Neural network analytics
Neural net analytical techniques emulate, in computer software, the working of an organic brain, identifying patterns and relationships in the data presented. For example, we could present our neural net software with data on the branch operations of a multi-site service business. We could then build a model to explain what combinations of location, employees and customers lead to more profitable branches.
The model could then be interrogated to examine the effect of changing the team experience quotient in a particular branch; the neural network model would show that including some individuals might lower the expected profitability, while others might increase it - we would, therefore, have derived a measure of the relative productivity of different employees. Another model might then be constructed relating this individual productivity to tenure, age, training and so on, leading to a value-based profile of ideal employees.
Sometimes the data just isn't good enough to build reliable models - but neural net techniques are more likely to find relationships than any other method, particularly where data is limited.
Neural nets "learn" their way gradually towards a solution rather than solving equations for minimum error in the way that traditional statistical regression does.

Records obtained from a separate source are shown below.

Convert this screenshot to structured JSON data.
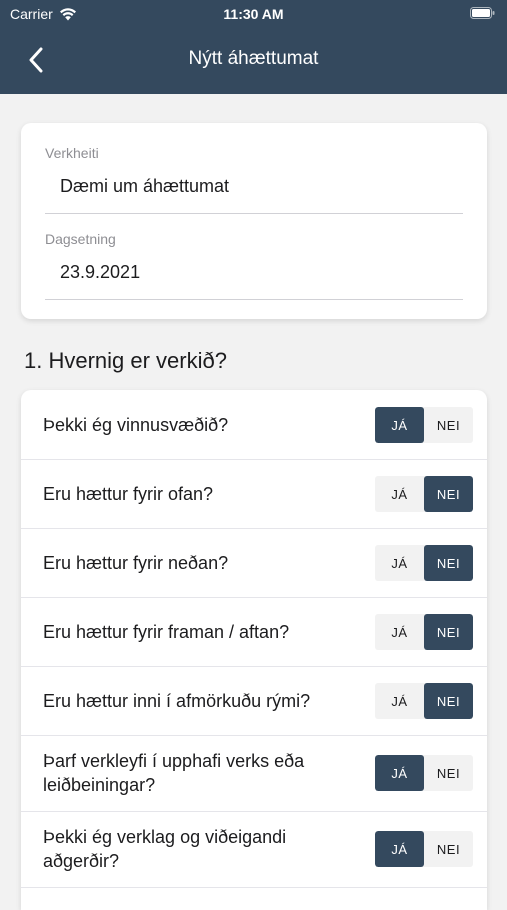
{
  "status": {
    "carrier": "Carrier",
    "time": "11:30 AM"
  },
  "nav": {
    "title": "Nýtt áhættumat",
    "back_icon": "chevron-left-icon"
  },
  "form": {
    "project_label": "Verkheiti",
    "project_value": "Dæmi um áhættumat",
    "date_label": "Dagsetning",
    "date_value": "23.9.2021"
  },
  "section": {
    "title": "1. Hvernig er verkið?"
  },
  "toggle_labels": {
    "yes": "JÁ",
    "no": "NEI"
  },
  "questions": [
    {
      "text": "Þekki ég vinnusvæðið?",
      "answer": "yes"
    },
    {
      "text": "Eru hættur fyrir ofan?",
      "answer": "no"
    },
    {
      "text": "Eru hættur fyrir neðan?",
      "answer": "no"
    },
    {
      "text": "Eru hættur fyrir framan / aftan?",
      "answer": "no"
    },
    {
      "text": "Eru hættur inni í afmörkuðu rými?",
      "answer": "no"
    },
    {
      "text": "Þarf verkleyfi í upphafi verks eða leiðbeiningar?",
      "answer": "yes"
    },
    {
      "text": "Þekki ég verklag og viðeigandi aðgerðir?",
      "answer": "yes"
    }
  ],
  "colors": {
    "header": "#34495e",
    "active_toggle": "#34495e",
    "background": "#f2f2f2"
  }
}
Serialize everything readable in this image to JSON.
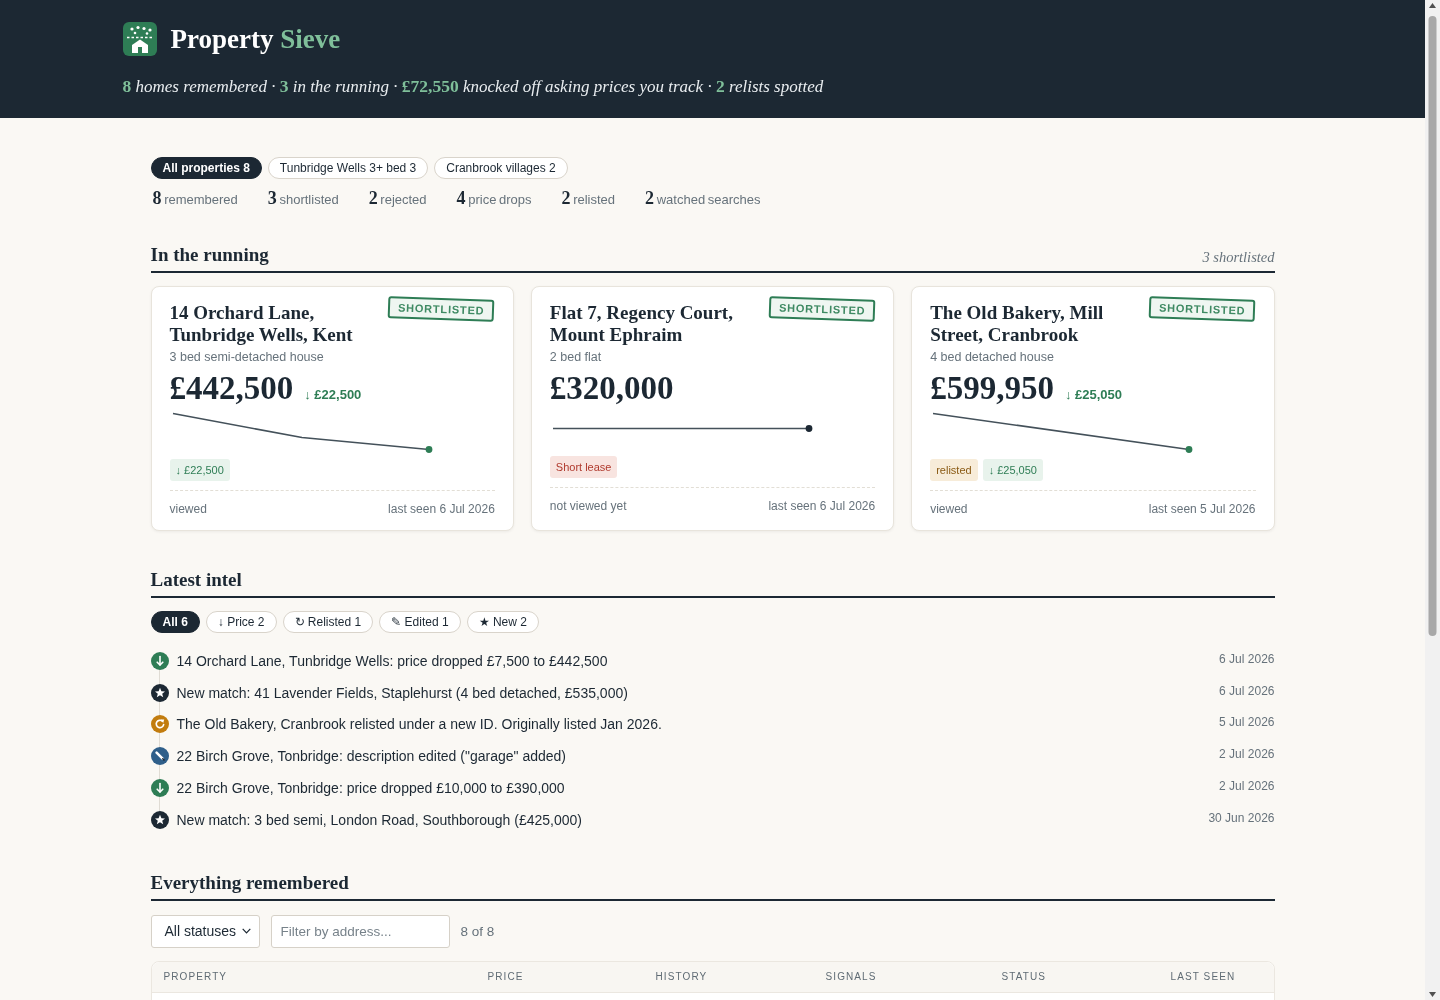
{
  "header": {
    "brand": {
      "name": "Property",
      "accent": "Sieve"
    },
    "summary": "**8** homes remembered · **3** in the running · **£72,550** knocked off asking prices you track · **2** relists spotted"
  },
  "views": [
    {
      "label": "All properties 8",
      "selected": true
    },
    {
      "label": "Tunbridge Wells 3+ bed 3",
      "selected": false
    },
    {
      "label": "Cranbrook villages 2",
      "selected": false
    }
  ],
  "stats": [
    {
      "value": "8",
      "label": "remembered"
    },
    {
      "value": "3",
      "label": "shortlisted"
    },
    {
      "value": "2",
      "label": "rejected"
    },
    {
      "value": "4",
      "label": "price drops"
    },
    {
      "value": "2",
      "label": "relisted"
    },
    {
      "value": "2",
      "label": "watched searches"
    }
  ],
  "running": {
    "title": "In the running",
    "count": "3 shortlisted",
    "cards": [
      {
        "address": "14 Orchard Lane, Tunbridge Wells, Kent",
        "status": "SHORTLISTED",
        "type": "3 bed semi-detached house",
        "price": "£442,500",
        "drop": "↓ £22,500",
        "sparkline": {
          "kind": "stepped"
        },
        "tags": [
          {
            "kind": "drop",
            "text": "↓ £22,500"
          }
        ],
        "viewing": "viewed",
        "last_seen": "last seen 6 Jul 2026"
      },
      {
        "address": "Flat 7, Regency Court, Mount Ephraim",
        "status": "SHORTLISTED",
        "type": "2 bed flat",
        "price": "£320,000",
        "sparkline": {
          "kind": "flat"
        },
        "tags": [
          {
            "kind": "warning",
            "text": "Short lease"
          }
        ],
        "viewing": "not viewed yet",
        "last_seen": "last seen 6 Jul 2026"
      },
      {
        "address": "The Old Bakery, Mill Street, Cranbrook",
        "status": "SHORTLISTED",
        "type": "4 bed detached house",
        "price": "£599,950",
        "drop": "↓ £25,050",
        "sparkline": {
          "kind": "falling"
        },
        "tags": [
          {
            "kind": "relisted",
            "text": "relisted"
          },
          {
            "kind": "drop",
            "text": "↓ £25,050"
          }
        ],
        "viewing": "viewed",
        "last_seen": "last seen 5 Jul 2026"
      }
    ]
  },
  "intel": {
    "title": "Latest intel",
    "filters": [
      {
        "label": "All 6",
        "selected": true
      },
      {
        "label": "↓ Price 2",
        "selected": false
      },
      {
        "label": "↻ Relisted 1",
        "selected": false
      },
      {
        "label": "✎ Edited 1",
        "selected": false
      },
      {
        "label": "★ New 2",
        "selected": false
      }
    ],
    "items": [
      {
        "kind": "price",
        "text": "14 Orchard Lane, Tunbridge Wells: price dropped £7,500 to £442,500",
        "date": "6 Jul 2026"
      },
      {
        "kind": "new",
        "text": "New match: 41 Lavender Fields, Staplehurst (4 bed detached, £535,000)",
        "date": "6 Jul 2026"
      },
      {
        "kind": "relisted",
        "text": "The Old Bakery, Cranbrook relisted under a new ID. Originally listed Jan 2026.",
        "date": "5 Jul 2026"
      },
      {
        "kind": "edited",
        "text": "22 Birch Grove, Tonbridge: description edited (\"garage\" added)",
        "date": "2 Jul 2026"
      },
      {
        "kind": "price",
        "text": "22 Birch Grove, Tonbridge: price dropped £10,000 to £390,000",
        "date": "2 Jul 2026"
      },
      {
        "kind": "new",
        "text": "New match: 3 bed semi, London Road, Southborough (£425,000)",
        "date": "30 Jun 2026"
      }
    ]
  },
  "remembered": {
    "title": "Everything remembered",
    "status_select": {
      "value": "All statuses"
    },
    "address_filter": {
      "placeholder": "Filter by address..."
    },
    "count": "8 of 8",
    "table": {
      "columns": [
        "PROPERTY",
        "PRICE",
        "HISTORY",
        "SIGNALS",
        "STATUS",
        "LAST SEEN"
      ]
    }
  }
}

They are also capable of inferring relationships between "inputs" and "outputs" that may be very non-linear. Unconstrained, though, they will derive models with misleadingly high statistical "fit" between modelled and actual data...
By using the right training algorithm we can ensure that the most obvious lessons are learned first, so that the spurious "modelling" of noise - the achilles heel of regression - is effected last. Our stopping algorithms are designed to halt the learning process close to the point where truth is maximised, by testing the model on data set aside for the purpose. As long as the neural net is inferring relationships that are real, the "fit" of modelled output to actual output will be increasing for the "test" data as well as for the modelling set. When spurious inferences are drawn from the modelling set, (called "over-training"), the fit of such models to the test set drops. Stopping modelling at the highest fit to the test set is the best way of ensuring reliability of a model.
The Alexander Partnership have been developing and using neural net techniques for many years in a wide variety of business applications, enabling us to successfully attack problems that were previously impossible to analyse statistically and at the same time doing so in a very time efficient manner.